Self etch primers are becoming very popular – but how good are they really and how much credence can we put on laboratory studies? This in vitro study compares the force to debond; time, and site of bond failure of a single component self-etching primer (SEP) and adhesive system, Ideal 1 (GAC International Inc., USA) with the conventional acid etch and rinse regimen using 37% o-phosphoric acid solution and either TransbondTM XT (3M Unitek) or Ideal 1 adhesive. The authors report that their results led them to undertake a clinical trial as there seemed to be little difference in force to debond using the SEP. However, they also found some indication that what might be gained in time at bond up, may also be lost at debond since there appeared to be a difference in the locus of bond failure. Not only that but, rather worryingly, they also report enamel fractures which would probably justify further study.

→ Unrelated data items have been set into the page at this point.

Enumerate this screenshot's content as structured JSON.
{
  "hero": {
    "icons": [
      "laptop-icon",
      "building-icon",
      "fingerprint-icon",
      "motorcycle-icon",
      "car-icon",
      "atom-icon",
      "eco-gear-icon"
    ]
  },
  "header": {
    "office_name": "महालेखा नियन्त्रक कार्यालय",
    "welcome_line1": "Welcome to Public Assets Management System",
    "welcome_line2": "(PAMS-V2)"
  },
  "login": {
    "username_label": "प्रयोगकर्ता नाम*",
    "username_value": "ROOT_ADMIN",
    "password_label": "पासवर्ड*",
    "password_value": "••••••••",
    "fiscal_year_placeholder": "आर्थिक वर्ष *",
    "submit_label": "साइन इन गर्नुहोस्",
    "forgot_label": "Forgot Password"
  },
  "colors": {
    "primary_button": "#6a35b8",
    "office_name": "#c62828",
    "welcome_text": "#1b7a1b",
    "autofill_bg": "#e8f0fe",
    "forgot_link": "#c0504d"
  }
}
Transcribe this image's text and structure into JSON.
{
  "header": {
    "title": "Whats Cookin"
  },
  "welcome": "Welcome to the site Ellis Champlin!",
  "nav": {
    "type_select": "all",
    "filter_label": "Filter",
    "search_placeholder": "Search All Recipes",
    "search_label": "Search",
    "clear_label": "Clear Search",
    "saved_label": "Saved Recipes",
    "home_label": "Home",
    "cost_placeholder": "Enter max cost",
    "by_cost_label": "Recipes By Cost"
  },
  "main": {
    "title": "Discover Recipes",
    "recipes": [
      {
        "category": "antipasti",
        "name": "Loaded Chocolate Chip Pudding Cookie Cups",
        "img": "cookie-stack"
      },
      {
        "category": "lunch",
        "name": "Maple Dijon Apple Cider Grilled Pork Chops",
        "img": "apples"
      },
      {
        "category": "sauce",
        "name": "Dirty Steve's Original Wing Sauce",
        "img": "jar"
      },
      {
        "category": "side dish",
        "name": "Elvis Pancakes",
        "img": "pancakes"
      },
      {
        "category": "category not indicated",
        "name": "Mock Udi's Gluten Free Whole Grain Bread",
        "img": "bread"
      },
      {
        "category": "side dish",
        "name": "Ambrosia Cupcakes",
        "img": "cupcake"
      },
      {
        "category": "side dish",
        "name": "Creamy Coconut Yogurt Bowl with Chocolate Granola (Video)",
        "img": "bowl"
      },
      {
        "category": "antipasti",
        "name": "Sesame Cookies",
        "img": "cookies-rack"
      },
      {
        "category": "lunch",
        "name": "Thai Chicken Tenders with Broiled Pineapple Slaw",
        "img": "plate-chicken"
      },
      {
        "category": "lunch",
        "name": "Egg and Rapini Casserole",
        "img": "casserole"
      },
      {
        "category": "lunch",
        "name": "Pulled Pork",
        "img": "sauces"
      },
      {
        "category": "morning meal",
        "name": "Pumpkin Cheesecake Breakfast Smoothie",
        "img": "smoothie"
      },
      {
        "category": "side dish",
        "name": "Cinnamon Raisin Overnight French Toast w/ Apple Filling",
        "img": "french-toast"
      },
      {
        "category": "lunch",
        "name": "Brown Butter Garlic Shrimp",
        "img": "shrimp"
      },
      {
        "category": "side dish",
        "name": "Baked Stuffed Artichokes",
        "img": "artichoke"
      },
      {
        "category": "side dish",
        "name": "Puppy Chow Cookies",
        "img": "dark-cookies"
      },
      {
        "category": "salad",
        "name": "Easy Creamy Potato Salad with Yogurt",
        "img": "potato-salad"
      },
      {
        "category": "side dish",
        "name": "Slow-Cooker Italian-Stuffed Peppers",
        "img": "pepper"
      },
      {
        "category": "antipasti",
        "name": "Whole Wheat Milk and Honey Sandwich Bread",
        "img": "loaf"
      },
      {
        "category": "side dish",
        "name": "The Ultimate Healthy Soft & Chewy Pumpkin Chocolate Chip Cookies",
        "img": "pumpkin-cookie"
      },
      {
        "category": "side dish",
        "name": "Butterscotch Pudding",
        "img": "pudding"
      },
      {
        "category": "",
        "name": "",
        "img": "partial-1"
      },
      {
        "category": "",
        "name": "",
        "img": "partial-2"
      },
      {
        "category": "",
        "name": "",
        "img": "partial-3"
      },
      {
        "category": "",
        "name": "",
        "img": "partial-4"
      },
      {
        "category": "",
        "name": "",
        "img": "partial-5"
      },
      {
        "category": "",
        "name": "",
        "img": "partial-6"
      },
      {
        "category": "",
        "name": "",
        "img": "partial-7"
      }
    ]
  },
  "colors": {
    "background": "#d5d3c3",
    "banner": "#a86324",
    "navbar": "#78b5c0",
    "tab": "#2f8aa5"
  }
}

This study is important for more than one reason. Firstly, the authors are to be congratulated for actually following up their laboratory study with a clinical trial. Secondly, they have highlighted the difficulty of drawing conclusions from laboratory studies when so many of such studies fail to meet basic (but essential) statistical requirements. For example, the need for power calculations has been overlooked in relation to many laboratory studies as has the problem of multiple testing. The value of such studies has to be questioned when study design alone may have precluded a difference being found (should one exist) due to insufficient numbers in a sample. The study by House, Sherriff and Ireland is specifically a pilot study but provides useful data, information and food for thought for future studies to improve their study design and it is to be hoped that other investigators will take these advances on board. This is a most timely development given the need for an improved evidence-base and the need to ensure that studies involving patients, patient tissue or patient records, should stand maximum chance of actually being useful whether clinically or in the laboratory.